In the implementation of their international obligations, European and EU states have devised sophisticated asylum systems based on complex procedural tools. In some cases, tools are designed and used for the purpose of avoiding responsibility for refugees, because they allow claims to be dismissed as inadmissible before looking at the substance of the claim. The recent EU-Turkey deal and the European Commission’s proposal for harmonised asylum procedures under an Asylum Procedures Regulation, for instance, revolve around concepts such as “safe third country” and “first country of asylum”. A report launched today documents the limited and fragmented application of admissibility and safe country concepts in 20 European countries.

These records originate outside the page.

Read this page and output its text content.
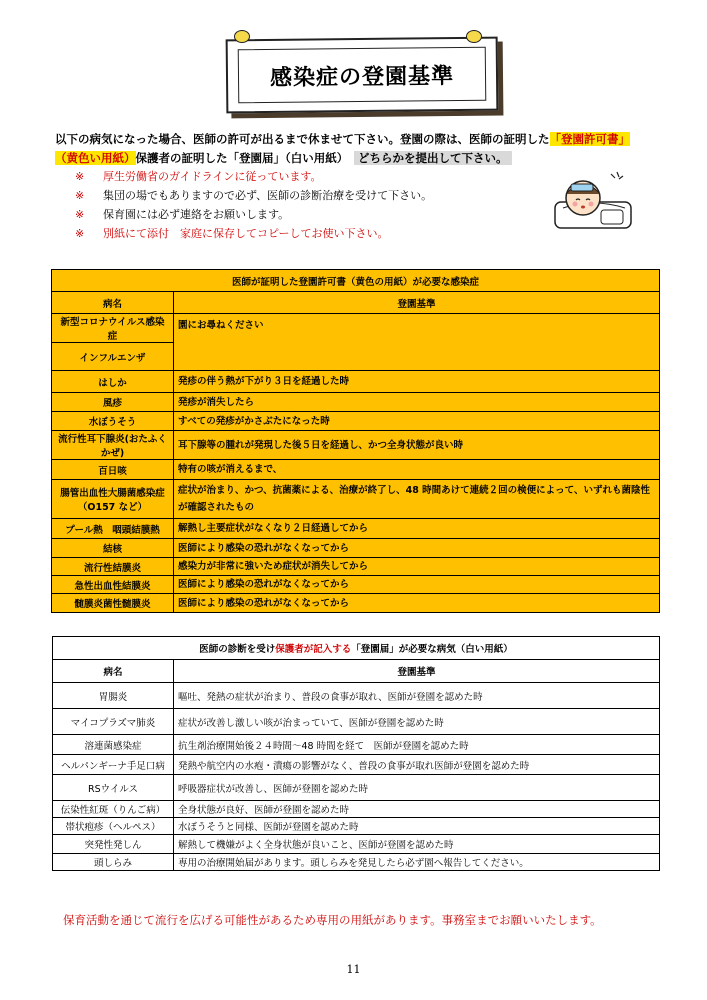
感染症の登園基準
以下の病気になった場合、医師の許可が出るまで休ませて下さい。登園の際は、医師の証明した「登園許可書」
（黄色い用紙）保護者の証明した「登園届」（白い用紙）　 どちらかを提出して下さい。
※	厚生労働省のガイドラインに従っています。
※	集団の場でもありますので必ず、医師の診断治療を受けて下さい。
※	保育園には必ず連絡をお願いします。
※	別紙にて添付　家庭に保存してコピーしてお使い下さい。
医師が証明した登園許可書（黄色の用紙）が必要な感染症	
病名	登園基準
新型コロナウイルス感染症	園にお尋ねください
インフルエンザ	
はしか	発疹の伴う熱が下がり３日を経過した時
風疹	発疹が消失したら
水ぼうそう	すべての発疹がかさぶたになった時
流行性耳下腺炎(おたふくかぜ)	耳下腺等の腫れが発現した後５日を経過し、かつ全身状態が良い時
百日咳	特有の咳が消えるまで、
腸管出血性大腸菌感染症（O157 など）	症状が治まり、かつ、抗菌薬による、治療が終了し、48 時間あけて連続２回の検便によって、いずれも菌陰性が確認されたもの
プール熱　咽頭結膜熱	解熱し主要症状がなくなり２日経過してから
結核	医師により感染の恐れがなくなってから
流行性結膜炎	感染力が非常に強いため症状が消失してから
急性出血性結膜炎	医師により感染の恐れがなくなってから
髄膜炎菌性髄膜炎	医師により感染の恐れがなくなってから
医師の診断を受け保護者が記入する「登園届」が必要な病気（白い用紙）	
病名	登園基準
胃腸炎	嘔吐、発熱の症状が治まり、普段の食事が取れ、医師が登園を認めた時
マイコプラズマ肺炎	症状が改善し激しい咳が治まっていて、医師が登園を認めた時
溶連菌感染症	抗生剤治療開始後２４時間～48 時間を経て　医師が登園を認めた時
ヘルパンギーナ手足口病	発熱や航空内の水疱・潰瘍の影響がなく、普段の食事が取れ医師が登園を認めた時
RSウイルス	呼吸器症状が改善し、医師が登園を認めた時
伝染性紅斑（りんご病）	全身状態が良好、医師が登園を認めた時
帯状疱疹（ヘルペス）	水ぼうそうと同様、医師が登園を認めた時
突発性発しん	解熱して機嫌がよく全身状態が良いこと、医師が登園を認めた時
頭しらみ	専用の治療開始届があります。頭しらみを発見したら必ず園へ報告してください。
保育活動を通じて流行を広げる可能性があるため専用の用紙があります。事務室までお願いいたします。
11
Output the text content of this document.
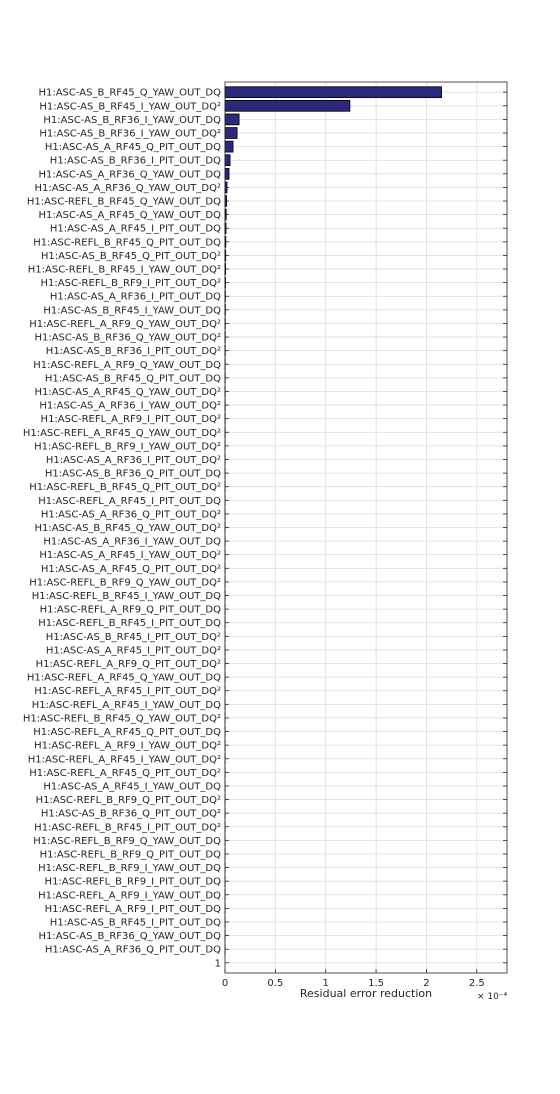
H1:ASC-AS_B_RF45_Q_YAW_OUT_DQ
H1:ASC-AS_B_RF45_I_YAW_OUT_DQ²
H1:ASC-AS_B_RF36_I_YAW_OUT_DQ
H1:ASC-AS_B_RF36_I_YAW_OUT_DQ²
H1:ASC-AS_A_RF45_Q_PIT_OUT_DQ
H1:ASC-AS_B_RF36_I_PIT_OUT_DQ
H1:ASC-AS_A_RF36_Q_YAW_OUT_DQ
H1:ASC-AS_A_RF36_Q_YAW_OUT_DQ²
H1:ASC-REFL_B_RF45_Q_YAW_OUT_DQ
H1:ASC-AS_A_RF45_Q_YAW_OUT_DQ
H1:ASC-AS_A_RF45_I_PIT_OUT_DQ
H1:ASC-REFL_B_RF45_Q_PIT_OUT_DQ
H1:ASC-AS_B_RF45_Q_PIT_OUT_DQ²
H1:ASC-REFL_B_RF45_I_YAW_OUT_DQ²
H1:ASC-REFL_B_RF9_I_PIT_OUT_DQ²
H1:ASC-AS_A_RF36_I_PIT_OUT_DQ
H1:ASC-AS_B_RF45_I_YAW_OUT_DQ
H1:ASC-REFL_A_RF9_Q_YAW_OUT_DQ²
H1:ASC-AS_B_RF36_Q_YAW_OUT_DQ²
H1:ASC-AS_B_RF36_I_PIT_OUT_DQ²
H1:ASC-REFL_A_RF9_Q_YAW_OUT_DQ
H1:ASC-AS_B_RF45_Q_PIT_OUT_DQ
H1:ASC-AS_A_RF45_Q_YAW_OUT_DQ²
H1:ASC-AS_A_RF36_I_YAW_OUT_DQ²
H1:ASC-REFL_A_RF9_I_PIT_OUT_DQ²
H1:ASC-REFL_A_RF45_Q_YAW_OUT_DQ²
H1:ASC-REFL_B_RF9_I_YAW_OUT_DQ²
H1:ASC-AS_A_RF36_I_PIT_OUT_DQ²
H1:ASC-AS_B_RF36_Q_PIT_OUT_DQ
H1:ASC-REFL_B_RF45_Q_PIT_OUT_DQ²
H1:ASC-REFL_A_RF45_I_PIT_OUT_DQ
H1:ASC-AS_A_RF36_Q_PIT_OUT_DQ²
H1:ASC-AS_B_RF45_Q_YAW_OUT_DQ²
H1:ASC-AS_A_RF36_I_YAW_OUT_DQ
H1:ASC-AS_A_RF45_I_YAW_OUT_DQ²
H1:ASC-AS_A_RF45_Q_PIT_OUT_DQ²
H1:ASC-REFL_B_RF9_Q_YAW_OUT_DQ²
H1:ASC-REFL_B_RF45_I_YAW_OUT_DQ
H1:ASC-REFL_A_RF9_Q_PIT_OUT_DQ
H1:ASC-REFL_B_RF45_I_PIT_OUT_DQ
H1:ASC-AS_B_RF45_I_PIT_OUT_DQ²
H1:ASC-AS_A_RF45_I_PIT_OUT_DQ²
H1:ASC-REFL_A_RF9_Q_PIT_OUT_DQ²
H1:ASC-REFL_A_RF45_Q_YAW_OUT_DQ
H1:ASC-REFL_A_RF45_I_PIT_OUT_DQ²
H1:ASC-REFL_A_RF45_I_YAW_OUT_DQ
H1:ASC-REFL_B_RF45_Q_YAW_OUT_DQ²
H1:ASC-REFL_A_RF45_Q_PIT_OUT_DQ
H1:ASC-REFL_A_RF9_I_YAW_OUT_DQ²
H1:ASC-REFL_A_RF45_I_YAW_OUT_DQ²
H1:ASC-REFL_A_RF45_Q_PIT_OUT_DQ²
H1:ASC-AS_A_RF45_I_YAW_OUT_DQ
H1:ASC-REFL_B_RF9_Q_PIT_OUT_DQ²
H1:ASC-AS_B_RF36_Q_PIT_OUT_DQ²
H1:ASC-REFL_B_RF45_I_PIT_OUT_DQ²
H1:ASC-REFL_B_RF9_Q_YAW_OUT_DQ
H1:ASC-REFL_B_RF9_Q_PIT_OUT_DQ
H1:ASC-REFL_B_RF9_I_YAW_OUT_DQ
H1:ASC-REFL_B_RF9_I_PIT_OUT_DQ
H1:ASC-REFL_A_RF9_I_YAW_OUT_DQ
H1:ASC-REFL_A_RF9_I_PIT_OUT_DQ
H1:ASC-AS_B_RF45_I_PIT_OUT_DQ
H1:ASC-AS_B_RF36_Q_YAW_OUT_DQ
H1:ASC-AS_A_RF36_Q_PIT_OUT_DQ
1
0	0.5	1	1.5	2	2.5
Residual error reduction	× 10⁻⁴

“The latest reform of the Common European Asylum System brings the concepts of admissibility, responsibility and safety to the forefront of European asylum procedures, by introducing an obligation on Member States to deem applications inadmissible on the basis of ‘first country of asylum’ and ‘safe third country’ grounds”, says Minos Mouzourakis, AIDA Coordinator. “Yet such a move seems ill-fitted in the absence of evidence-based knowledge on the use and interpretation of these concepts throughout the continent.”
The recent introduction of broad lists of “safe third countries” in countries such as Hungary, as well as the pressure placed on Greece to apply the concept following the EU-Turkey deal, run counter to practice in countries with longer-entrenched safe country concepts in asylum procedures. Countries with longer experience, and often judicial guidance, in the application of the “safe third country” concept have clarified that an asylum seeker cannot be considered to have a “sufficient connection” with a third country merely on the basis of transit or short stay.
The report also discusses the implementation of the Dublin Regulation and the emergency relocation scheme, two instruments regulating the allocation of asylum responsibility within the EU. As far as relocation is concerned, despite extremely slow rates of implementation in Europe, countries such as France and Portugal have designed processes for the swift processing of claims by persons relocated to their territory and their allocation to the different regions where applicants will be accommodated.